Pas question d'utiliser de l'eau pour faire ses besoins. Des toilettes sèches ont été installées à différents endroits du terrain.
Les animaux sont très présents. On en compte plus d'une soixantaine. Chèvres, boucs, poules, chiens, chats et un jars vivent tous en liberté. Les poules pondent quand elles le souhaitent et seuls les œufs qu'elles abandonnent sont consommés.
De même pour les chèvres qui sont traites au gré de leur bonne volonté, afin d'offrir du lait et du fromage.
Un grand potager a également été mis en place. On y pratique la permaculture ainsi que d'autres nouvelles formes d'agricultures soucieuses de l'environnement. Pour le reste des besoins alimentaires, tous les mardis matin, il y a le marché de Rostrenen, la commune la plus proche, où sont regroupés des producteurs et productrices du coin.

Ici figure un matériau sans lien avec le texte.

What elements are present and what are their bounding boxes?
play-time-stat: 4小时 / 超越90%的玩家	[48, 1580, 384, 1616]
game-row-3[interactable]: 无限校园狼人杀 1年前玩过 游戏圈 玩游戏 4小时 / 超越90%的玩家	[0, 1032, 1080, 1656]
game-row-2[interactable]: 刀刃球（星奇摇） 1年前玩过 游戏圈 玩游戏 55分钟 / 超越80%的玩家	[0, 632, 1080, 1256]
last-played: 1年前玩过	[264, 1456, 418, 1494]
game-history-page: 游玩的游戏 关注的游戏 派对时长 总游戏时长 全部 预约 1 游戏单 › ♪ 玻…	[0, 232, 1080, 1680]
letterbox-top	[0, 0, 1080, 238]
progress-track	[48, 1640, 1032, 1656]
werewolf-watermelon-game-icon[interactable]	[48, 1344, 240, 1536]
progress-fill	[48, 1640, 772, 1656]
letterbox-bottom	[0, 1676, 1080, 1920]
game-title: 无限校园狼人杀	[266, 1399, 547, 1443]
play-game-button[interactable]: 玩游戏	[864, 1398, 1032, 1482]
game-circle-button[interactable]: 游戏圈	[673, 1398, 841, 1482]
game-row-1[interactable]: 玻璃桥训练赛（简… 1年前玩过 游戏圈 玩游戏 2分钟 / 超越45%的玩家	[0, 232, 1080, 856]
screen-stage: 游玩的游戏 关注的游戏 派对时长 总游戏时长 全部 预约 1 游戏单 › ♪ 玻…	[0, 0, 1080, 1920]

Cet endroit est également un paradis pour les enfants. Ils ont de l'espace pour s'amuser, dépenser leur énergie et laisser libre cours à leur imagination. Âgé de 11 ans Noa, le fils d'Audrey, vit ici. Il ne va plus à l'école et c'est son choix. «On me demande de dessiner quand j'ai envie d'écrire et on me demande d'écrire quand j'ai envie de dessiner. C'est pas la liberté ça!» Il a donc fait un pacte avec sa mère dans lequel il s'engage à rester curieux et à continuer à s'intéresser au monde qui l'entoure. Pour ce qui est des fondamentaux de la langue et du calcul, l'enseignement lui est dispensé par sa mère ou via un groupement de parents dont les enfants sont dans la même situation. Souvent Noa se penche de lui-même sur des sujets qui l'interpellent. En ce moment il s'agit de la Seconde Guerre mondiale. Il s'instruit également grâce aux nombreuses personnes de passage où quand il part en voyage avec sa mère. Noa se sent à sa place en ce lieu, il aime la nature et les animaux. Il connaît la traite des chèvres sur le bout des doigts et maîtrise l'art du potager comme peu d'enfants de son âge.

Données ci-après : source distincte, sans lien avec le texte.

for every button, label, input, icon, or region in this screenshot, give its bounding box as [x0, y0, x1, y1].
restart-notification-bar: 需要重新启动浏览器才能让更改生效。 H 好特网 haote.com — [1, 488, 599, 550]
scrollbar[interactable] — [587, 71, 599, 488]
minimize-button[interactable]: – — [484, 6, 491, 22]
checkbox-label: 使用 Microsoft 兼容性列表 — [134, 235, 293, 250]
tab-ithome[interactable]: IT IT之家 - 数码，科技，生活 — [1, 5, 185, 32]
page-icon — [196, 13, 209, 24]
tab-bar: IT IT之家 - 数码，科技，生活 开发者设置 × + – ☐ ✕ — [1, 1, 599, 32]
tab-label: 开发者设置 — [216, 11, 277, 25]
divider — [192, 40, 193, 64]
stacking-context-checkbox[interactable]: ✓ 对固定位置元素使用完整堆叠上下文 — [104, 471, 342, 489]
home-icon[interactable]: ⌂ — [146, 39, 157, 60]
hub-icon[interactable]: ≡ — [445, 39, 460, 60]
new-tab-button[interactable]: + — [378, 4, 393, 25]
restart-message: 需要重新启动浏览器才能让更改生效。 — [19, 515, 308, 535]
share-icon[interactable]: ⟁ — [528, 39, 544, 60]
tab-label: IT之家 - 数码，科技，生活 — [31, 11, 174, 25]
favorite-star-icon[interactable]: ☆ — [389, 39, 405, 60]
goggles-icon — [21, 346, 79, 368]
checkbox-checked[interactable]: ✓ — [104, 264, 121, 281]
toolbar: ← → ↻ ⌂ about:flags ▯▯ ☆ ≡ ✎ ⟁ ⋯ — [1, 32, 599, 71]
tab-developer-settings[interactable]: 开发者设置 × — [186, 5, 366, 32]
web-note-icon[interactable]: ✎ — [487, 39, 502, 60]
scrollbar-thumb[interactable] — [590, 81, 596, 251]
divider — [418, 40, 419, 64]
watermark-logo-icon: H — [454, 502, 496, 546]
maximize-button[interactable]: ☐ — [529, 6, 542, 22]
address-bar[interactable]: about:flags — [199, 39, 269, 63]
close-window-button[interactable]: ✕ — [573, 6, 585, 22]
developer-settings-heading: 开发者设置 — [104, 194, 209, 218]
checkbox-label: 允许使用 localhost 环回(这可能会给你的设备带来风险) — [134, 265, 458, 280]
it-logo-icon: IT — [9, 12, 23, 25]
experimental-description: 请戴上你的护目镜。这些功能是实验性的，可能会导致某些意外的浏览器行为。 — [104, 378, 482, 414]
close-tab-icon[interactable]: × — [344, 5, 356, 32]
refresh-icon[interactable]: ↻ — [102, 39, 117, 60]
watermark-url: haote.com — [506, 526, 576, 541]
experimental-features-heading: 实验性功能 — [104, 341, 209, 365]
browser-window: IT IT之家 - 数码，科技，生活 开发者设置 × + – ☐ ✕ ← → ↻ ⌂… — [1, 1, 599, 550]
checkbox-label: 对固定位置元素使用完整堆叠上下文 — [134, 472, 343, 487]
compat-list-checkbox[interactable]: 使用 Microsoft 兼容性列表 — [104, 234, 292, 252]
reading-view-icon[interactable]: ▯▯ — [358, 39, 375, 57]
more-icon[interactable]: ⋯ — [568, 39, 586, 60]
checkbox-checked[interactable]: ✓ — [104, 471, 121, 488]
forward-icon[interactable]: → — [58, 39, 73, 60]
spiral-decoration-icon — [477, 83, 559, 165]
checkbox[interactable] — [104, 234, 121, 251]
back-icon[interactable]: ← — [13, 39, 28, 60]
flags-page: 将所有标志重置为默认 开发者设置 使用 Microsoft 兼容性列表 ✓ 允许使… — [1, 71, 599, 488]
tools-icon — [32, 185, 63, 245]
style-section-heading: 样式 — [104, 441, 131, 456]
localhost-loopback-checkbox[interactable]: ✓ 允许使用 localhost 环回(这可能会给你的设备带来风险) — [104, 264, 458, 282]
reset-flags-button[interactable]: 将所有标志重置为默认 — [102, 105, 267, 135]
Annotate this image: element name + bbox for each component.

Beaucoup d'habitant·es des alentours ont également éprouvé de l'affection pour le lieu. Tou·tes ensemble, elles et ils ont rénové le plus grand des bâtiments qui tombait en ruine. On y trouve désormais une cuisine, une salle commune ainsi que deux grandes chambres. Aujourd'hui encore, ces gens viennent apporter leur aide pour des chantiers participatifs comme la construction d'une paillourte, petit habitat composé d'un mélange de terre et de paille.

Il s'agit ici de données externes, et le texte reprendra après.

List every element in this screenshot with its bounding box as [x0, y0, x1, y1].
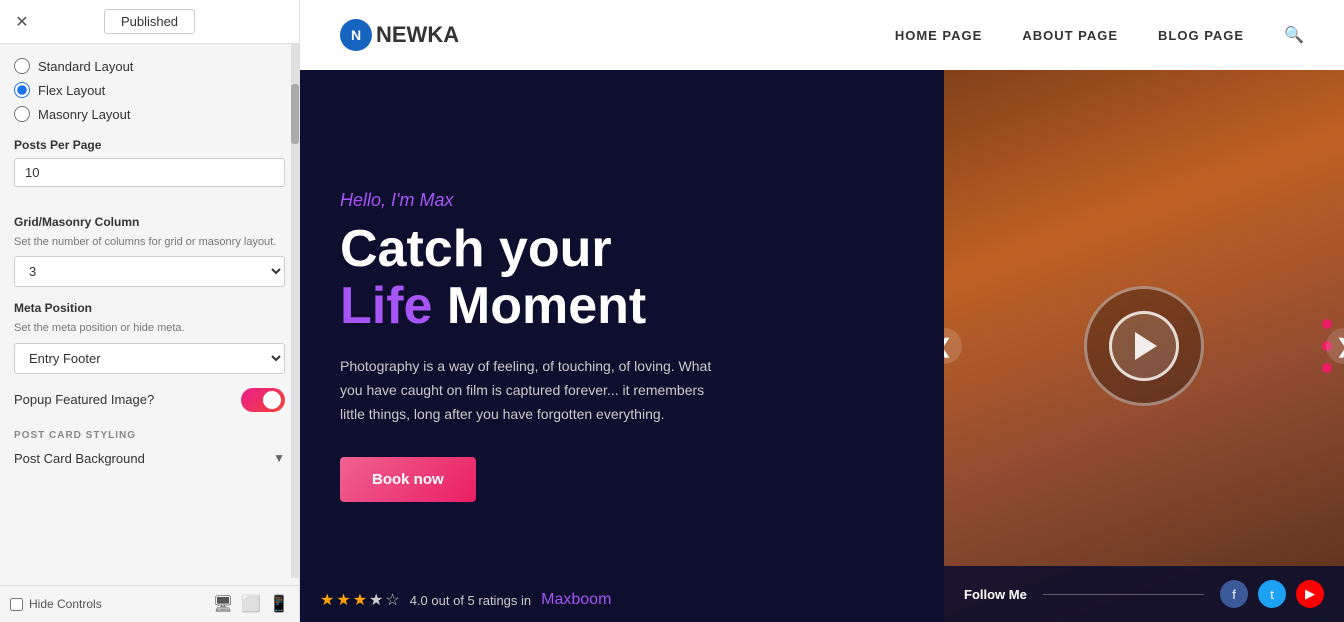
meta-position-section: Meta Position Set the meta position or h…	[14, 301, 285, 373]
rating-link[interactable]: Maxboom	[541, 591, 611, 609]
masonry-layout-label: Masonry Layout	[38, 107, 131, 122]
grid-masonry-section: Grid/Masonry Column Set the number of co…	[14, 215, 285, 287]
hide-controls-section: Hide Controls	[10, 597, 102, 611]
masonry-layout-option[interactable]: Masonry Layout	[14, 106, 285, 122]
brand-icon: N	[340, 19, 372, 51]
star-1: ★	[320, 590, 334, 610]
nav-about[interactable]: ABOUT PAGE	[1022, 28, 1118, 43]
star-4: ★	[369, 590, 383, 610]
dot-1	[1322, 319, 1332, 329]
standard-layout-label: Standard Layout	[38, 59, 133, 74]
panel-header: ✕ Published	[0, 0, 299, 44]
rating-bar: ★ ★ ★ ★ ☆ 4.0 out of 5 ratings in Maxboo…	[300, 578, 840, 622]
play-button[interactable]	[1109, 311, 1179, 381]
rating-text: 4.0 out of 5 ratings in	[410, 593, 531, 608]
post-card-bg-row[interactable]: Post Card Background ▼	[14, 451, 285, 472]
flex-layout-label: Flex Layout	[38, 83, 105, 98]
post-card-styling-heading: POST CARD STYLING	[14, 426, 285, 441]
hero-subtitle: Hello, I'm Max	[340, 190, 904, 211]
twitter-icon[interactable]: t	[1258, 580, 1286, 608]
hero-title-line2: Moment	[447, 277, 646, 335]
desktop-icon[interactable]: 🖥	[213, 594, 233, 614]
preview-nav: N NEWKA HOME PAGE ABOUT PAGE BLOG PAGE 🔍	[300, 0, 1344, 70]
posts-per-page-section: Posts Per Page	[14, 138, 285, 201]
camera-overlay	[1084, 286, 1204, 406]
footer-device-icons: 🖥 ⬜ 📱	[213, 594, 289, 614]
star-5: ☆	[385, 590, 399, 610]
grid-masonry-desc: Set the number of columns for grid or ma…	[14, 235, 285, 250]
panel-footer: Hide Controls 🖥 ⬜ 📱	[0, 585, 299, 622]
toggle-slider	[241, 388, 285, 412]
standard-layout-radio[interactable]	[14, 58, 30, 74]
nav-home[interactable]: HOME PAGE	[895, 28, 983, 43]
cta-button[interactable]: Book now	[340, 457, 476, 502]
hero-title: Catch your Life Moment	[340, 221, 904, 335]
posts-per-page-label: Posts Per Page	[14, 138, 285, 152]
hero-title-line1: Catch your	[340, 220, 612, 278]
flex-layout-option[interactable]: Flex Layout	[14, 82, 285, 98]
social-icons: f t ▶	[1220, 580, 1324, 608]
post-card-bg-label: Post Card Background	[14, 451, 145, 466]
preview-area: N NEWKA HOME PAGE ABOUT PAGE BLOG PAGE 🔍…	[300, 0, 1344, 622]
grid-masonry-select[interactable]: 1 2 3 4 5	[14, 256, 285, 287]
hero-title-life: Life	[340, 277, 432, 335]
nav-blog[interactable]: BLOG PAGE	[1158, 28, 1244, 43]
search-icon[interactable]: 🔍	[1284, 25, 1304, 45]
brand-name: NEWKA	[376, 22, 459, 48]
chevron-down-icon: ▼	[273, 451, 285, 465]
popup-featured-label: Popup Featured Image?	[14, 392, 154, 407]
meta-position-desc: Set the meta position or hide meta.	[14, 321, 285, 336]
grid-masonry-label: Grid/Masonry Column	[14, 215, 285, 229]
tablet-icon[interactable]: ⬜	[241, 594, 261, 614]
follow-me-text: Follow Me	[964, 587, 1027, 602]
scrollbar[interactable]	[291, 44, 299, 578]
star-2: ★	[336, 590, 350, 610]
hide-controls-checkbox[interactable]	[10, 598, 23, 611]
play-icon	[1135, 332, 1157, 360]
masonry-layout-radio[interactable]	[14, 106, 30, 122]
hero-left: Hello, I'm Max Catch your Life Moment Ph…	[300, 70, 944, 622]
scroll-thumb	[291, 84, 299, 144]
meta-position-select[interactable]: Entry Header Entry Footer Hidden	[14, 343, 285, 374]
facebook-icon[interactable]: f	[1220, 580, 1248, 608]
follow-line	[1043, 594, 1204, 595]
hero-description: Photography is a way of feeling, of touc…	[340, 355, 720, 426]
follow-bar: Follow Me f t ▶	[944, 566, 1344, 622]
nav-links: HOME PAGE ABOUT PAGE BLOG PAGE 🔍	[895, 25, 1304, 45]
hero-section: Hello, I'm Max Catch your Life Moment Ph…	[300, 70, 1344, 622]
star-rating: ★ ★ ★ ★ ☆	[320, 590, 400, 610]
dot-3	[1322, 363, 1332, 373]
brand-logo: N NEWKA	[340, 19, 459, 51]
star-3: ★	[353, 590, 367, 610]
layout-options: Standard Layout Flex Layout Masonry Layo…	[14, 58, 285, 122]
preview-panel: N NEWKA HOME PAGE ABOUT PAGE BLOG PAGE 🔍…	[300, 0, 1344, 622]
settings-panel: ✕ Published Standard Layout Flex Layout …	[0, 0, 300, 622]
popup-featured-row: Popup Featured Image?	[14, 388, 285, 412]
youtube-icon[interactable]: ▶	[1296, 580, 1324, 608]
flex-layout-radio[interactable]	[14, 82, 30, 98]
close-button[interactable]: ✕	[10, 10, 34, 34]
hero-right: ❮ ❯ Follow Me f t ▶	[944, 70, 1344, 622]
posts-per-page-input[interactable]	[14, 158, 285, 187]
meta-position-label: Meta Position	[14, 301, 285, 315]
standard-layout-option[interactable]: Standard Layout	[14, 58, 285, 74]
mobile-icon[interactable]: 📱	[269, 594, 289, 614]
panel-content: Standard Layout Flex Layout Masonry Layo…	[0, 44, 299, 585]
published-button[interactable]: Published	[104, 9, 195, 34]
popup-featured-toggle[interactable]	[241, 388, 285, 412]
hide-controls-label: Hide Controls	[29, 597, 102, 611]
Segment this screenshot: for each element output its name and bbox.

L'hiver, le froid et l'humidité de ce mois de janvier impose une vie rude. Les bâtiments sont peu isolés. Le poêle à bois du salon devient ainsi le point de rendez-vous pour les âmes en quête de chaleur. Il est nécessaire d'aller souvent couper du bois dans la forêt mais, comme le répète Audrey, «pas question de prendre plus que ce que la forêt nous offre». Seul le bois des arbres tombés est récolté. À la nuit tombée, les bouilloires ne cessent de siffler afin que chacun remplisse sa bouillotte d'eau chaude. Tandis que, au petit matin, il est très difficile de sortir des couvertures tellement l'air est glaçant. On se rassure en se disant que nos aïeux vivaient ainsi.
À Kerlanic, en hiver, le feu est un grand allié.